What does his contract with them say about circumstances under which notice will not be paid?

prissyenglisharriviste Tue 30-Jul-13 14:13:52

Did they ask him to attend an interview though? And he pulled a sickie instead? (I know he hasn't told you that, but sometimes these things happen)

It's reasonably common not to have work your notice if the company would rather get shot of you for whatever reason (and the security stuff too if there is an element of mistrust for some reason). Also if he came across extremely unhappy and they let him off working his notice (I did the same thing - I handed in my notice and left the same day, but the company were lovely).

It sounds odd for everything to have been rosy from their pov and then try for dismissal when he's already walked anyway... Why would they bother? For the sake of paying him his week's notice? Sounds like an awful lot of bother on that score... Something sounds a bit weird.

LazyMonkeyButler Tue 30-Jul-13 14:03:19

I have no expertise in this field but, wouldn't the employer have to prove that what they are saying is true? As it's completely made up, they wouldn't be able to, would they?

Or maybe I'm over simplifying things again.

mummytime Tue 30-Jul-13 13:59:35

You might also want to post in legal (maybe linking to this thread) to get some advice.

edam Tue 30-Jul-13 13:53:37

Hi, sounds highly dodgy - suggest he has a look at the ACAS website, good advice there about the law, your rights and procedures.

yesihavenamechangedforthis Tue 30-Jul-13 13:48:48

Apologies just reading back it makes it sound like he works in retail, he doesn't. The company is a retail company and as such are very geared up in that respect. The work that needed doing is not related to sales in anyway but they seem to be trying to use the same model of working, this hasn't worked and is causing huge problems and possibly will cause the project to fail.

yesihavenamechangedforthis Tue 30-Jul-13 13:45:34

DH works as a contractor through his own LTD company, so invoices for the work he does.

He took on a contract with a large retail company, which normally employs people as employees.

He has been there a few months and has been miserable, really horrid environment. He is never like this having worked in a range of places some great some bad but nothing that affected him like this.
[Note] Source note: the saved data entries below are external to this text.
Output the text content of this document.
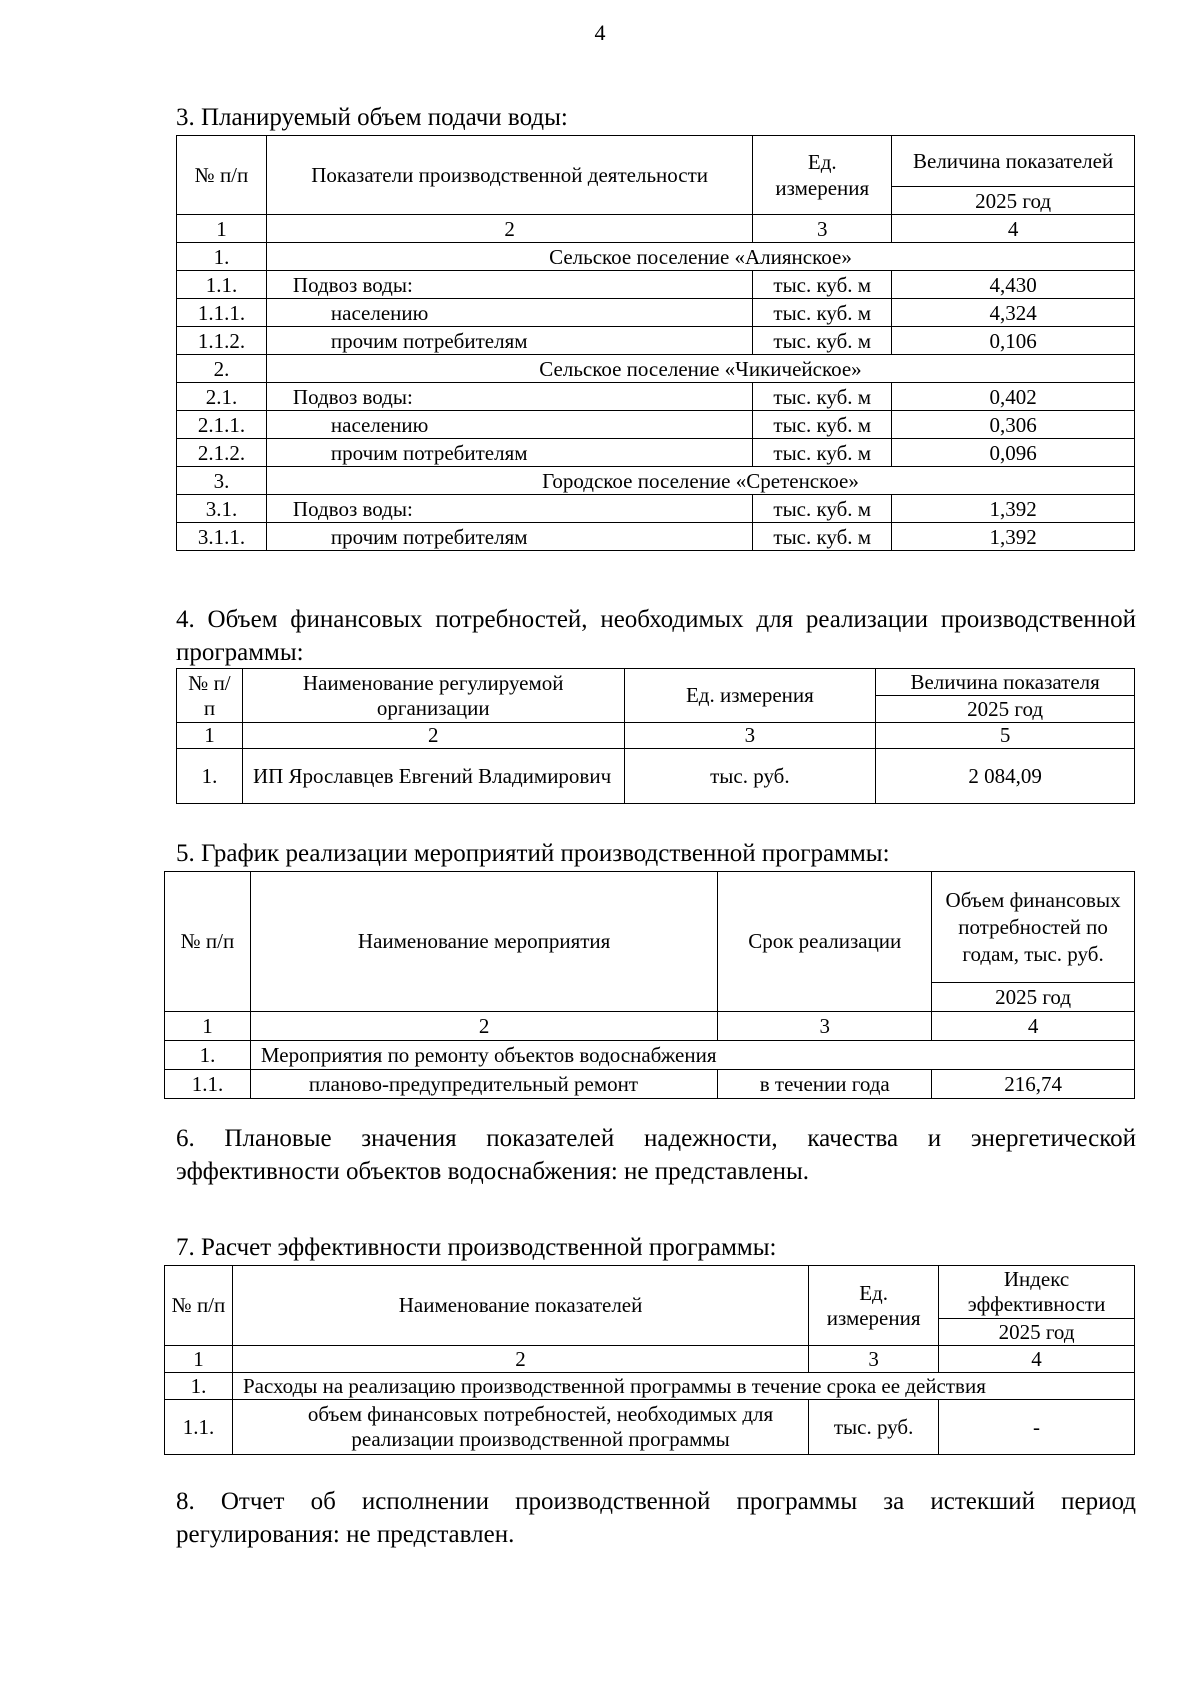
4
3. Планируемый объем подачи воды:
№ п/п	Показатели производственной деятельности	Ед. измерения	Величина показателей
			2025 год
1	2	3	4
1.	Сельское поселение «Алиянское»		
1.1.	Подвоз воды:	тыс. куб. м	4,430
1.1.1.	населению	тыс. куб. м	4,324
1.1.2.	прочим потребителям	тыс. куб. м	0,106
2.	Сельское поселение «Чикичейское»		
2.1.	Подвоз воды:	тыс. куб. м	0,402
2.1.1.	населению	тыс. куб. м	0,306
2.1.2.	прочим потребителям	тыс. куб. м	0,096
3.	Городское поселение «Сретенское»		
3.1.	Подвоз воды:	тыс. куб. м	1,392
3.1.1.	прочим потребителям	тыс. куб. м	1,392
4. Объем финансовых потребностей, необходимых для реализации производственной программы:
№ п/п	Наименование регулируемой организации	Ед. измерения	Величина показателя
			2025 год
1	2	3	5
1.	ИП Ярославцев Евгений Владимирович	тыс. руб.	2 084,09
5. График реализации мероприятий производственной программы:
№ п/п	Наименование мероприятия	Срок реализации	Объем финансовых потребностей по годам, тыс. руб.
			2025 год
1	2	3	4
1.	Мероприятия по ремонту объектов водоснабжения		
1.1.	планово-предупредительный ремонт	в течении года	216,74
6. Плановые значения показателей надежности, качества и энергетической эффективности объектов водоснабжения: не представлены.
7. Расчет эффективности производственной программы:
№ п/п	Наименование показателей	Ед. измерения	Индекс эффективности
			2025 год
1	2	3	4
1.	Расходы на реализацию производственной программы в течение срока ее действия		
1.1.	объем финансовых потребностей, необходимых для реализации производственной программы	тыс. руб.	-
8. Отчет об исполнении производственной программы за истекший период регулирования: не представлен.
Yesterday he had a day off sick, again rare thing but tbh I reckon it was the stress getting to him. He has not had any other days of sick. He went in today and by lunch time decided the environment was unbearable and handed in his one weeks notice as per contract.

As he had been found the position via an agency he informed them, all was fine at this point. He explained to agency about his issues with the contract and asked to be put back on list for other jobs. He was asked to leave rather than work out his notice (this rang alarm bells for me but he says it happens on occasion to stop people stealing data etc).
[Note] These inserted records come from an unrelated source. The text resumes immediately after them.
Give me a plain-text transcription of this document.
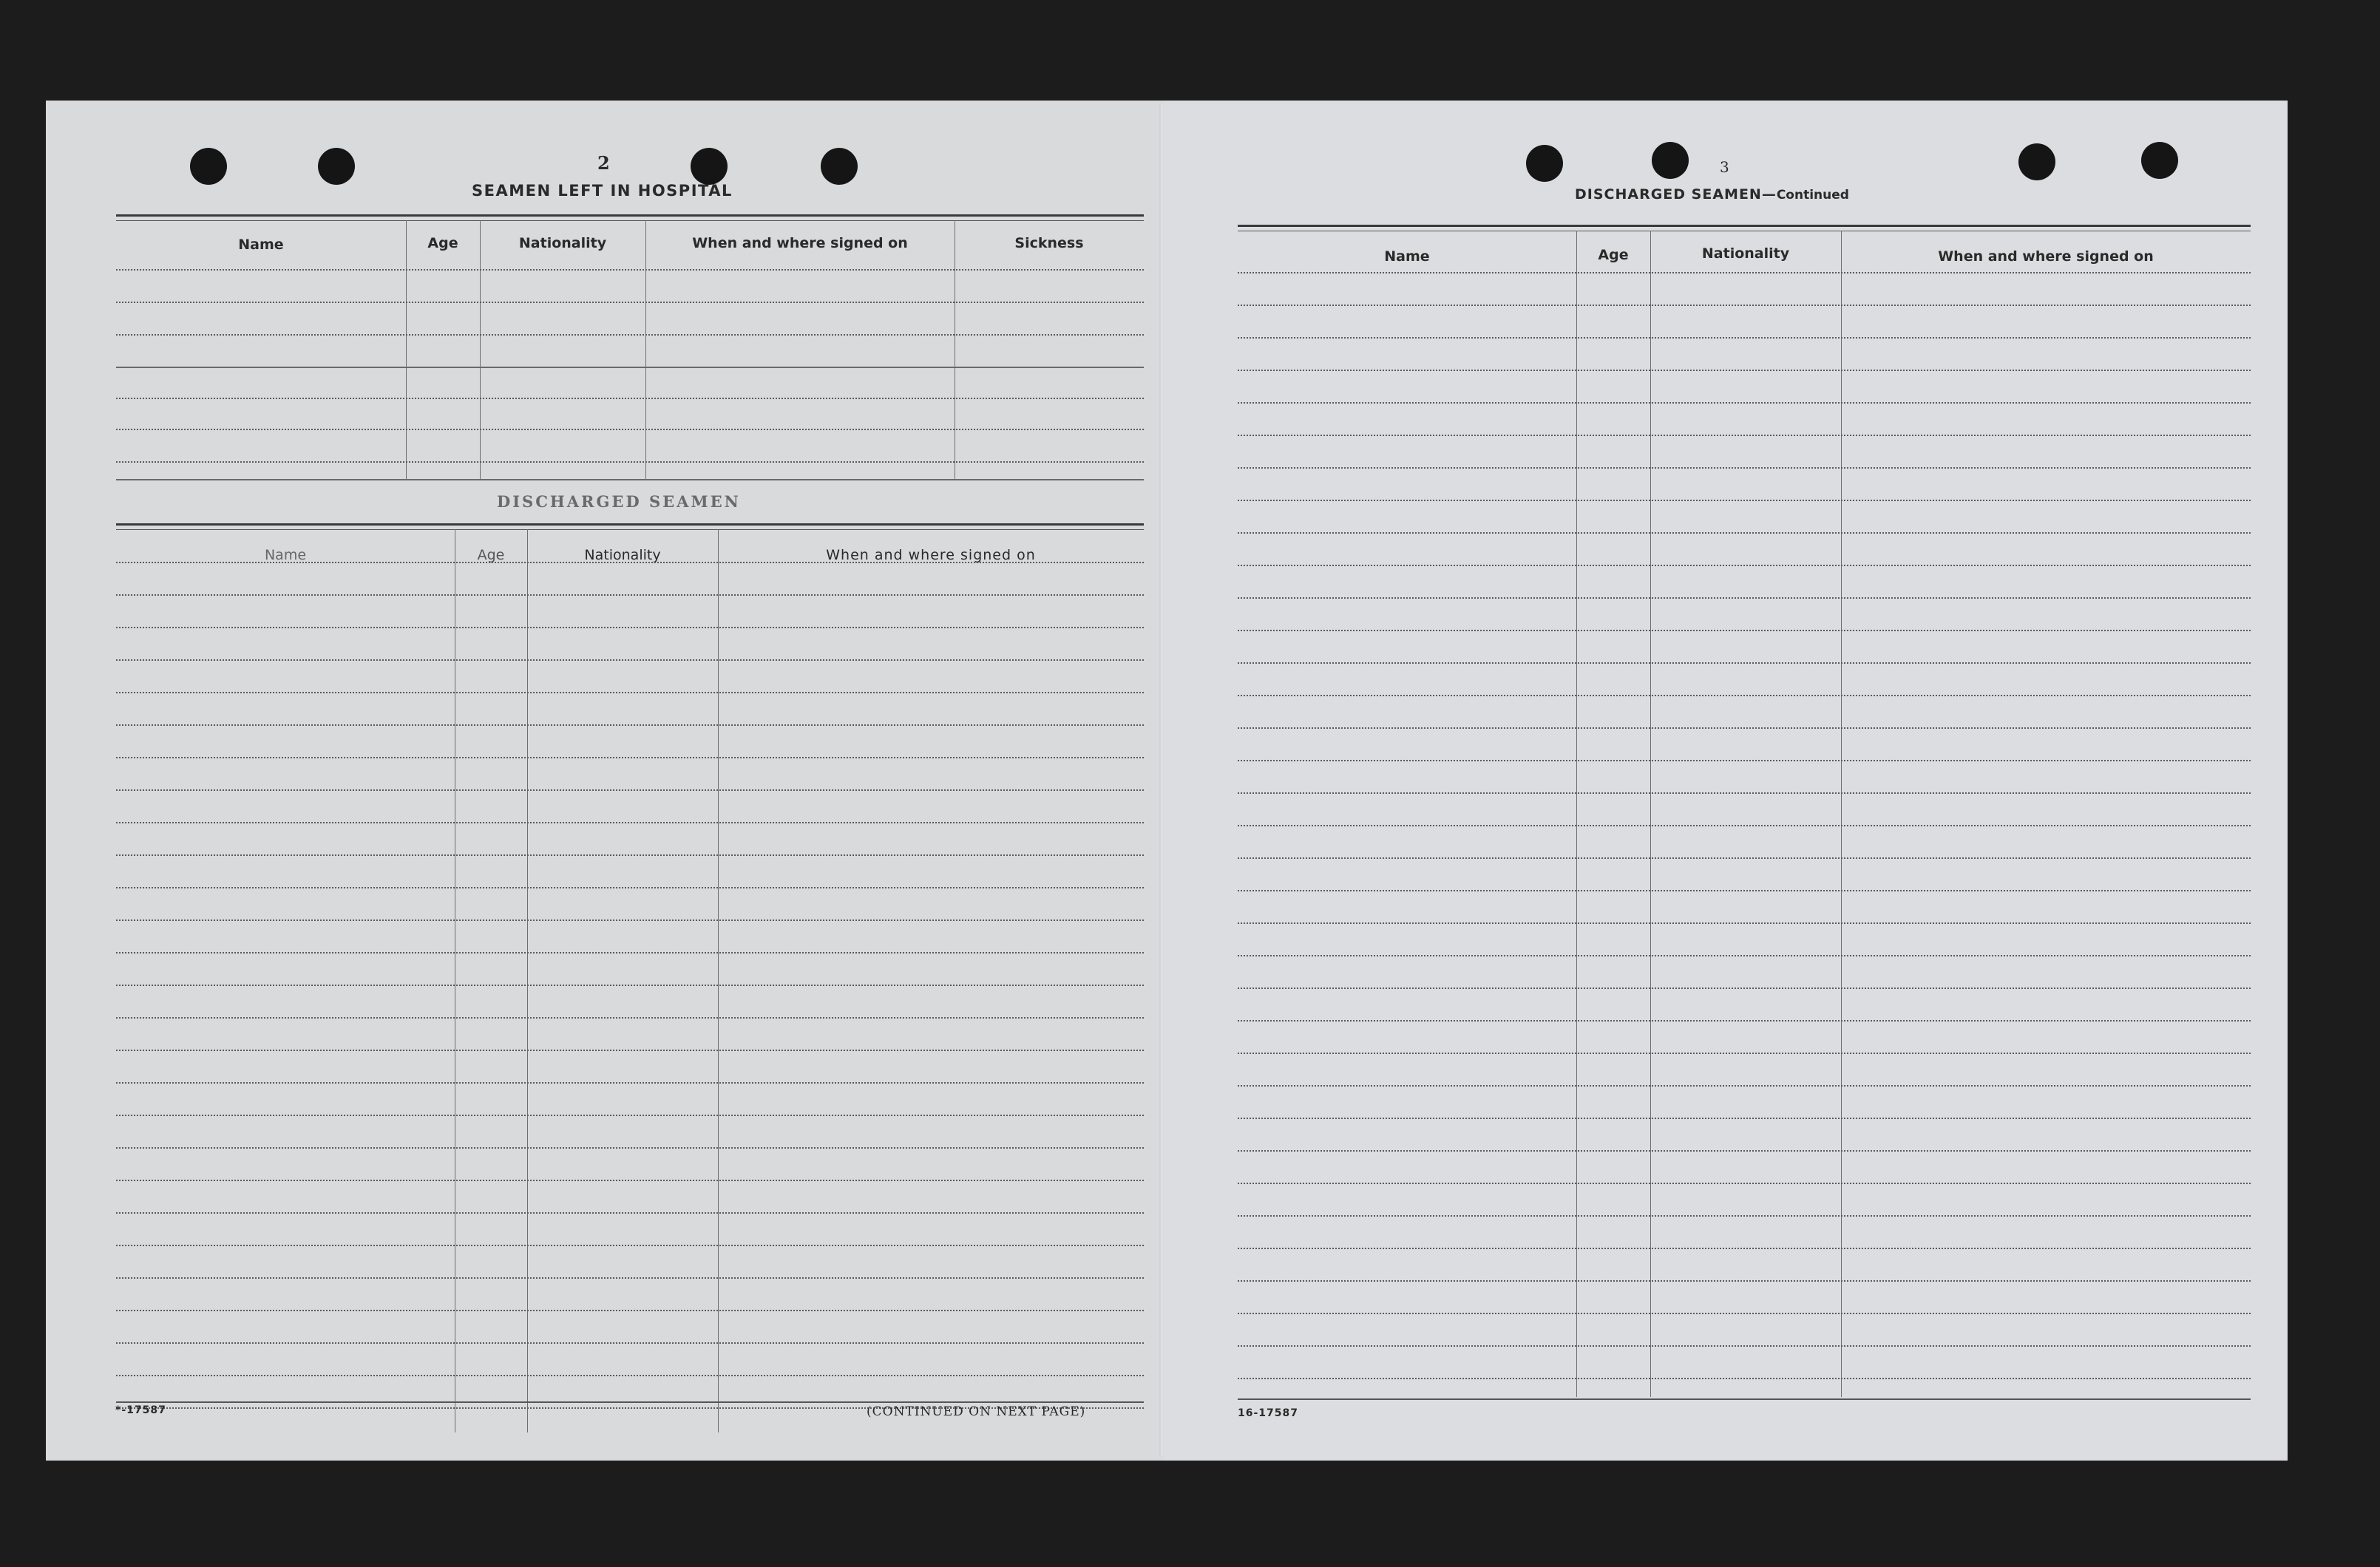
2
SEAMEN LEFT IN HOSPITAL
Name	Age	Nationality	When and where signed on	Sickness
DISCHARGED SEAMEN
Name	Age	Nationality	When and where signed on
*-17587	(CONTINUED ON NEXT PAGE)
3
DISCHARGED SEAMEN—Continued
Name	Age	Nationality	When and where signed on
16-17587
Having left the building, he spoke to agency again who suggest that the company are trying to suggest it was gross misconduct (nothing mentioned to him about this). That he must have attended an interview yesterday and that is why he wanted to leave (presumerably the gross misconduct would be pretending to be sick to attend an interview).
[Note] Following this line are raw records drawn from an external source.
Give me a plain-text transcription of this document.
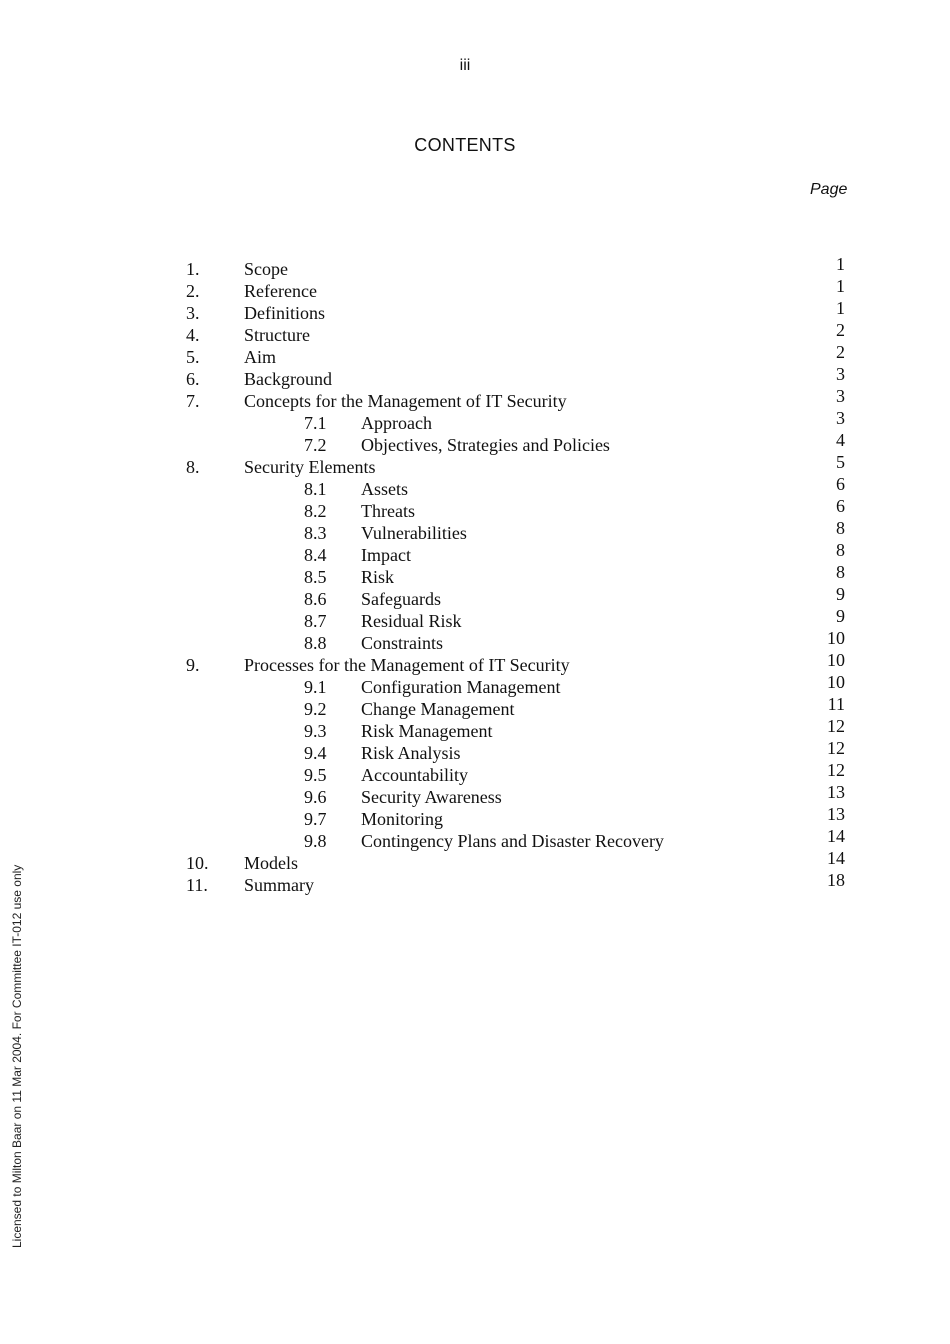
iii
CONTENTS
Page
1. Scope	1
2. Reference	1
3. Definitions	1
4. Structure	2
5. Aim	2
6. Background	3
7. Concepts for the Management of IT Security	3
7.1 Approach	3
7.2 Objectives, Strategies and Policies	4
8. Security Elements	5
8.1 Assets	6
8.2 Threats	6
8.3 Vulnerabilities	8
8.4 Impact	8
8.5 Risk	8
8.6 Safeguards	9
8.7 Residual Risk	9
8.8 Constraints	10
9. Processes for the Management of IT Security	10
9.1 Configuration Management	10
9.2 Change Management	11
9.3 Risk Management	12
9.4 Risk Analysis	12
9.5 Accountability	12
9.6 Security Awareness	13
9.7 Monitoring	13
9.8 Contingency Plans and Disaster Recovery	14
10. Models	14
11. Summary	18
Licensed to Milton Baar on 11 Mar 2004. For Committee IT-012 use only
There was no interview, he spent yesterday in bed, the situation was just so bad he was willing to leave without a position to go to. The way he works this wont be an issue, sometimes he goes straight from one contract to another sometimes there are gaps.

Can the company wriggle out of paying his weeks notice? TBH at this point we think so little of them it doesn't surprise us but more importantly can this be put down on their records as gross misconduct? Surely there would need to be some kind of meeting where they discussed the allegation or provided some form of evidence (they can't as it didn't happen!)

Sorry if this is too long, just trying to get all the relevant details in! And have namechanged for obvious reasons.